Re: [IndexedDB] KeyPaths and missing properties.

On Thu, May 20, 2010 at 7:55 AM, Andrei Popescu <andreip@google.com> wrote:
> Hi,
>
> On Thu, May 20, 2010 at 10:47 AM, Jeremy Orlow <jorlow@chromium.org> wrote:
>> On Thu, May 20, 2010 at 1:24 AM, Jonas Sicking <jonas@sicking.cc> wrote:
>>> It seems like there would be a lot of edge cases to define here. First
>>> of all, how is the value passed in to this expression? Do we say that
>>> it's available through some "value" variable? So that if you want to
>>> index on the "foo" property, you pass in an expression like
>>> "value.foo"? Or do we want the value to be the global object, so that
>>> if you wanted to index on the "foo" property the expression would
>>> simply be "foo"?
>>
>> Since we're already talking about requiring that data being inserted into
>> objectStores with a keyPath (for its primary key or in one of its indexes),
>> setting it as the global object seems reasonable.  And it matches what's
>> currently specced for the simple 1 entityStore entry to 1 index entry (per
>> index) case.
>>>
>>> Also, what happens if the javascript expression modifies the value?
>>> Does the implementation have to clone the value before calling each
>>> "index expression"?
>>
>> In order of how much I like the idea:
>> 1) In an ideal world, we'd spec it to be read only, but I'm not sure if most
>> JS engines have an easy way to do something like that.
>> 2) Another possibility is to make the order in which indexes are processed
>> deterministic.  That way, if someone does modify it, it'll at least
>> be consistent.
>> 3) Cloning is another possibility, but it seems like it'd have a performance
>> impact.  Maybe optimized implementations could copy-on-write it, though?
>>
>
>
> While it's true that allowing the keyPath to be any javascript
> expression would be very elegant and flexible (although probably quite
> difficult to explain in the spec), maybe it's worth considering a
> simpler solution?
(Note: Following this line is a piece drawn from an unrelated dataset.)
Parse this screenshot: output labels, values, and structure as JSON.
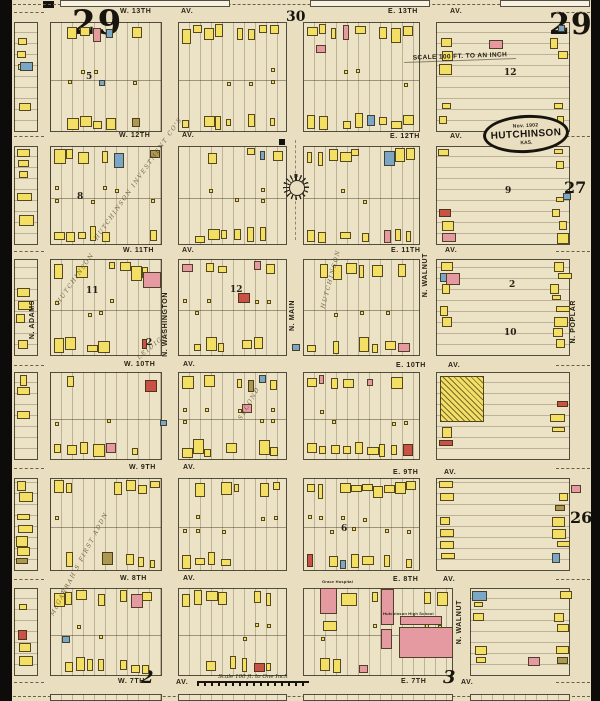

For instance, could the keyPath be simply an array
> of strings, with each string denoting the name of a property of the
> objects in the store. So in Jonas' example:
>
> { id: 5, givenName: "Benny", otherNames: ["Göran", "Bror"],
> familyName: "Andersson", age: 63, interest: "Music" }
>
> The keyPath could be set to
>
> ["givenName", "otherNames", "familyName"].
>
> The indexable data for this record would therefore be {"Benny",
> "Göran", "Bror", "Andersson"}.

This wouldn't solve the case when the key is the result of a
calculation, such as my age-at-time-of-death example. Consider also
wanting to store objects like

{ id: 5, name: "Benny Andersson", address: "1 Ohai Street\n Wahiawa, HI 96786" }

but wanting to index on the first name or on the state in the address.